Ranikot Fort is located in the district of Jamshoro District, Sindh. The architects of this fort remain unknown, but its origin can be dated back to the 17th century, though additions were made in the 19th century. It is referred to as The Great Wall of Sindh and its circumference of 26 km makes it the world’s largest fort. The whole fort has been constructed with the help of stone and lime. A small fortress, a few miles from the main gate, is speculated to have served as the royal residence for the ruling family of Mirs. It has been on the tentative list of UNESCO World Heritage Sites since 1993.
Bala Hissar Fort
Locally known as Qila Bala Hissar, the name of the fort translates to “High Fort” and has its origins in Dari Persian. It remains one of the most historically relevant places in Peshawar, Khyber Pakhtunkhwa. The fort has been serving as the headquarters of the Frontier Corps since 1949. However, the provincial assembly has passed a resolution in 2014, wanting to make the fort a tourism point instead. This has yet to happen. Historically, the fort was used as the winter capital of the Afghan Durrani Empire, while Kabul remained the summer one.

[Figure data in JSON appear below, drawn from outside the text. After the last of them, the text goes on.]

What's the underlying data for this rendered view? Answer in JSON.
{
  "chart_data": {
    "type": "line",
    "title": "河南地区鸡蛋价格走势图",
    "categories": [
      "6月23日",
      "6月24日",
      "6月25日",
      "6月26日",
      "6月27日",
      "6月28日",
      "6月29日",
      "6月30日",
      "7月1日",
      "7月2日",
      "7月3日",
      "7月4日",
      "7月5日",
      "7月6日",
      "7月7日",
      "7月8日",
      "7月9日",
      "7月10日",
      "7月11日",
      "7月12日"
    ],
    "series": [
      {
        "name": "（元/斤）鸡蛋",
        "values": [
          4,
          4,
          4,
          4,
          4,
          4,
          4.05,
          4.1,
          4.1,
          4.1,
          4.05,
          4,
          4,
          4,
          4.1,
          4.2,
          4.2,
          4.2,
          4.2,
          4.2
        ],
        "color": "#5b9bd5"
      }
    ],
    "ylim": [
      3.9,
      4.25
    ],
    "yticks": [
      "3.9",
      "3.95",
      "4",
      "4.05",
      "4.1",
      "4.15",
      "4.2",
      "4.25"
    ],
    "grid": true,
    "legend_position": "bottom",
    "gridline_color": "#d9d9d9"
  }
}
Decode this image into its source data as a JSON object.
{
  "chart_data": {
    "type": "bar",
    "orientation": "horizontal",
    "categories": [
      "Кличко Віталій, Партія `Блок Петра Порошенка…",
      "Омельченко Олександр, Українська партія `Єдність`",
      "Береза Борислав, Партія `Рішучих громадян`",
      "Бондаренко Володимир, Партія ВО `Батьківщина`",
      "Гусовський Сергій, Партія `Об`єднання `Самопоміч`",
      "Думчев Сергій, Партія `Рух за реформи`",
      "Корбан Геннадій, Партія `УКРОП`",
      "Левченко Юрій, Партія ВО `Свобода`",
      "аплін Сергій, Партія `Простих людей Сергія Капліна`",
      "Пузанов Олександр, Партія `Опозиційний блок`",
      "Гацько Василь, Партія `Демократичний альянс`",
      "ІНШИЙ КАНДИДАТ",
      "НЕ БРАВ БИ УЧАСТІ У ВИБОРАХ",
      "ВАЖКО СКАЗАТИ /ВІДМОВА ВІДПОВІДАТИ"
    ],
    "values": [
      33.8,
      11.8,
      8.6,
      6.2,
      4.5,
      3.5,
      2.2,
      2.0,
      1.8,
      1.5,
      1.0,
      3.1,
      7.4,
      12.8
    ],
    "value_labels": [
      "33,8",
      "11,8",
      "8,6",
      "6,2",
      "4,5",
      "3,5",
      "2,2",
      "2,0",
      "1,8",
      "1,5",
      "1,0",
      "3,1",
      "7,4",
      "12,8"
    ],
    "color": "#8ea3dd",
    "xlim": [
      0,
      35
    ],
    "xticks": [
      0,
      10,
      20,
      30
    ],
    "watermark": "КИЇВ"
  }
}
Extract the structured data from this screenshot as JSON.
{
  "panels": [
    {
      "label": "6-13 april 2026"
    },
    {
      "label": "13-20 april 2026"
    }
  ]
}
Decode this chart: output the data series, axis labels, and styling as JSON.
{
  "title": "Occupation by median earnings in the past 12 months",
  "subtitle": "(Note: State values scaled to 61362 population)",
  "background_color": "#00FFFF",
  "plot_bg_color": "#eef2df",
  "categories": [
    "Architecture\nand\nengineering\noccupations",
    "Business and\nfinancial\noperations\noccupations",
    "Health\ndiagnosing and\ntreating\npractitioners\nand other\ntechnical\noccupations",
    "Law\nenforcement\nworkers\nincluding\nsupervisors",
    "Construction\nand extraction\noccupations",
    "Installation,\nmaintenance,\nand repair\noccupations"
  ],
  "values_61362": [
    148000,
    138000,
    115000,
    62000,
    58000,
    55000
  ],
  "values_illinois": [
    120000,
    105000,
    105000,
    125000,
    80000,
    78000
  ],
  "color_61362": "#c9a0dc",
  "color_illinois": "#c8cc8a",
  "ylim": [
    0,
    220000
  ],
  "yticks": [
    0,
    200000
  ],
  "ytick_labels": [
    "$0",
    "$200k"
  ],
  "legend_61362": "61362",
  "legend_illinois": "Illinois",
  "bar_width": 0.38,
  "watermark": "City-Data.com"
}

The name of the fort translates to “this side down.” It is located a few kilometers away from Karimabad, in Hunza, Gilgit-Baltistan. The fort has recently been restored by the Aga Khan Trust for Cultural Historic Cities Support Programme. Different parts of the fort were built at different points in time and some of these date back more than a thousand years. Its initial purpose was to be used as a palace for the rulers of Hunza, but after the addition of the watch tower, it was turned into a fort and used as one. The previous purpose is reflected in a room on the second level, with houses an earthen space for resting flanked by four columns, where official receptions used to take place.

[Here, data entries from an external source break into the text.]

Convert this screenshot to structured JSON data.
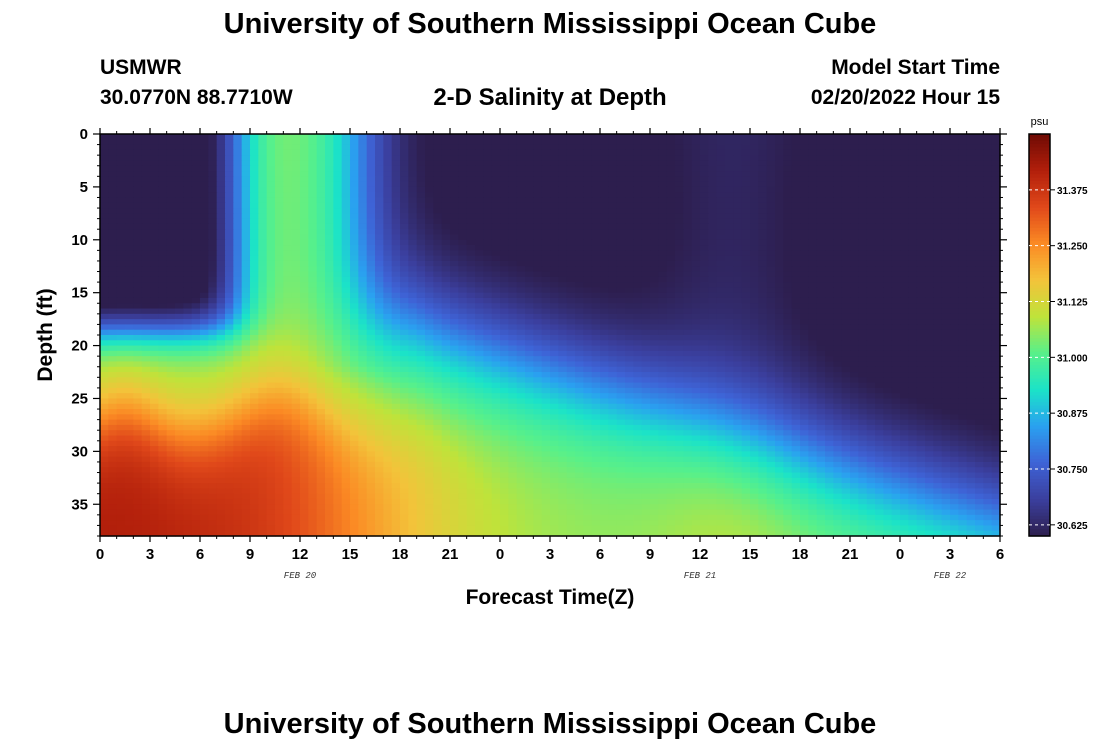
{
  "header": {
    "title": "University of Southern Mississippi Ocean Cube",
    "station": "USMWR",
    "coords": "30.0770N  88.7710W",
    "subtitle": "2-D Salinity at Depth",
    "model_start_label": "Model Start Time",
    "model_start_value": "02/20/2022 Hour 15"
  },
  "footer": {
    "title": "University of Southern Mississippi Ocean Cube"
  },
  "chart_data": {
    "type": "heatmap",
    "title": "2-D Salinity at Depth",
    "xlabel": "Forecast Time(Z)",
    "ylabel": "Depth (ft)",
    "units": "psu",
    "x_range": [
      0,
      54
    ],
    "y_range": [
      0,
      38
    ],
    "y_inverted": true,
    "x_ticks": [
      "0",
      "3",
      "6",
      "9",
      "12",
      "15",
      "18",
      "21",
      "0",
      "3",
      "6",
      "9",
      "12",
      "15",
      "18",
      "21",
      "0",
      "3",
      "6"
    ],
    "y_ticks": [
      "0",
      "5",
      "10",
      "15",
      "20",
      "25",
      "30",
      "35"
    ],
    "date_labels": [
      "FEB 20",
      "FEB 21",
      "FEB 22"
    ],
    "colorbar": {
      "min": 30.6,
      "max": 31.5,
      "ticks": [
        "30.625",
        "30.750",
        "30.875",
        "31.000",
        "31.125",
        "31.250",
        "31.375"
      ],
      "colors": [
        "#2d1e4e",
        "#3b3f9e",
        "#3e63d6",
        "#2aa0f0",
        "#1be3c8",
        "#58f08a",
        "#bfe33a",
        "#f3c33a",
        "#fb8a24",
        "#e0481a",
        "#b21f0b",
        "#6e0a04"
      ]
    },
    "grid": false,
    "approx_profile_notes": "estimated field: low salinity near surface at hours 0-8 and 17-54 (deepening toward end), high salinity (>31.3) at depths >25 ft during hours 0-15"
  }
}
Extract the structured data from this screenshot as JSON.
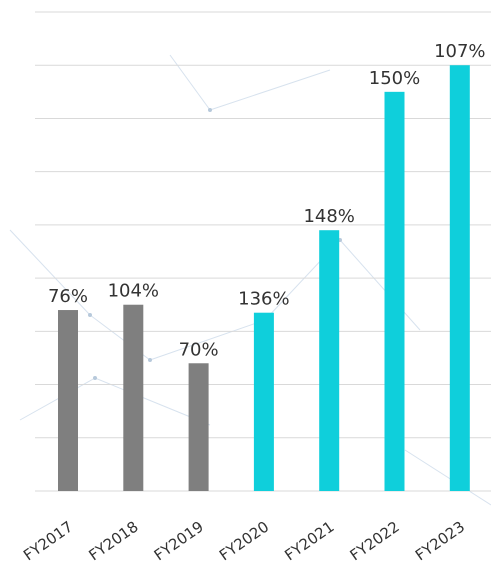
{
  "chart_data": {
    "type": "bar",
    "title": "",
    "xlabel": "",
    "ylabel": "",
    "categories": [
      "FY2017",
      "FY2018",
      "FY2019",
      "FY2020",
      "FY2021",
      "FY2022",
      "FY2023"
    ],
    "data_labels": [
      "76%",
      "104%",
      "70%",
      "136%",
      "148%",
      "150%",
      "107%"
    ],
    "values": [
      34,
      35,
      24,
      33.5,
      49,
      75,
      80
    ],
    "ylim": [
      0,
      90
    ],
    "grid": true,
    "legend": false,
    "colors": {
      "historical": "#7f7f7f",
      "current": "#0fcfdb",
      "gridline": "#d9d9d9"
    },
    "color_groups": [
      "historical",
      "historical",
      "historical",
      "current",
      "current",
      "current",
      "current"
    ]
  }
}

Baltit Fort is located in Hunza as well, and is newer than Altit. While Altit was the old fort used by the Mirs, they moved to Baltit soon after its construction. It is claimed to date back 700 years, and owes most of its splendor to the Tibetan princess who married the local prince in the 16th Century and brought along with herself her 500 maids, masons and craftsmen to look after the new home, changing its face and foundation forever in the process. The fort has been honored with the Award of Excellence in the UNESCO 2004 Asia-Pacific Heritage Awards for Culture Heritage Conservation. The first floor of Baltit fort contains guards rooms, a dungeon and a private meeting room, as well as the kitchen which still houses some of the utensils used in the times of the rulers. The second floor consists of an open terrace, and the main attraction is the royal throne under a wooden canopy. Bay windows afford an incredible view of the valley below. On the third floor, there is a small mosque.

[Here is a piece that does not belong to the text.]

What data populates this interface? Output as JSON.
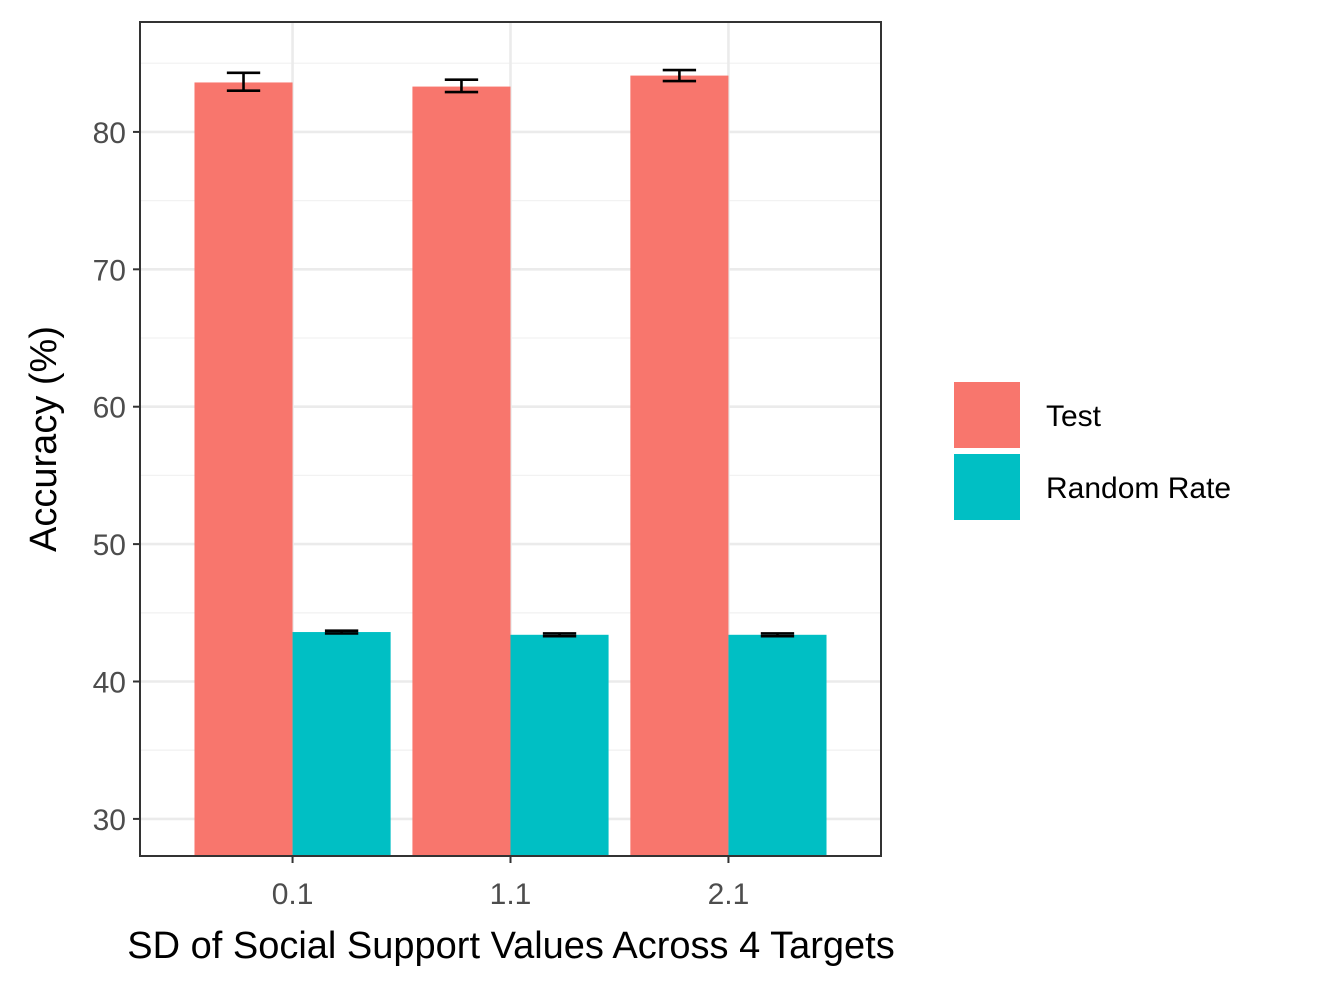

Sandeman Fort is also called Quetta Fort, and dates back to the times of the British Raj in the subcontinent. It was part of the process of making Quetta into a military town and a stronghold of the British in those tumultuous times, due to its location close to Afghanistan where the British interest was. The fort is named after Robert Sandeman, who was a political agent of the British sent to administer Balochistan after the Khans of Killat officially lost control of the region in the 19th century.
Kot Diji Fort
Kot Diji Fort is also known as Fort Ahmadabad. It is located in the town of Kot Diji, in the district of Khairpur. It served as a residency for the rulers of Khairpur in times of peace and was built in the 18th century by the founder of the Kingdom of Upper Sindh. The fort has been constructed with kiln-baked bricks on a limestone hill. The bricks were a more strategic choice by the builders as the local limestone was too brittle to withstand an attack by opposing forces. Despite these considerations, and the fact that the rulers moved to another safe location during wartime as a precautionary measure, throughout the entire course of history, Fort Kot Diji has never once been attacked.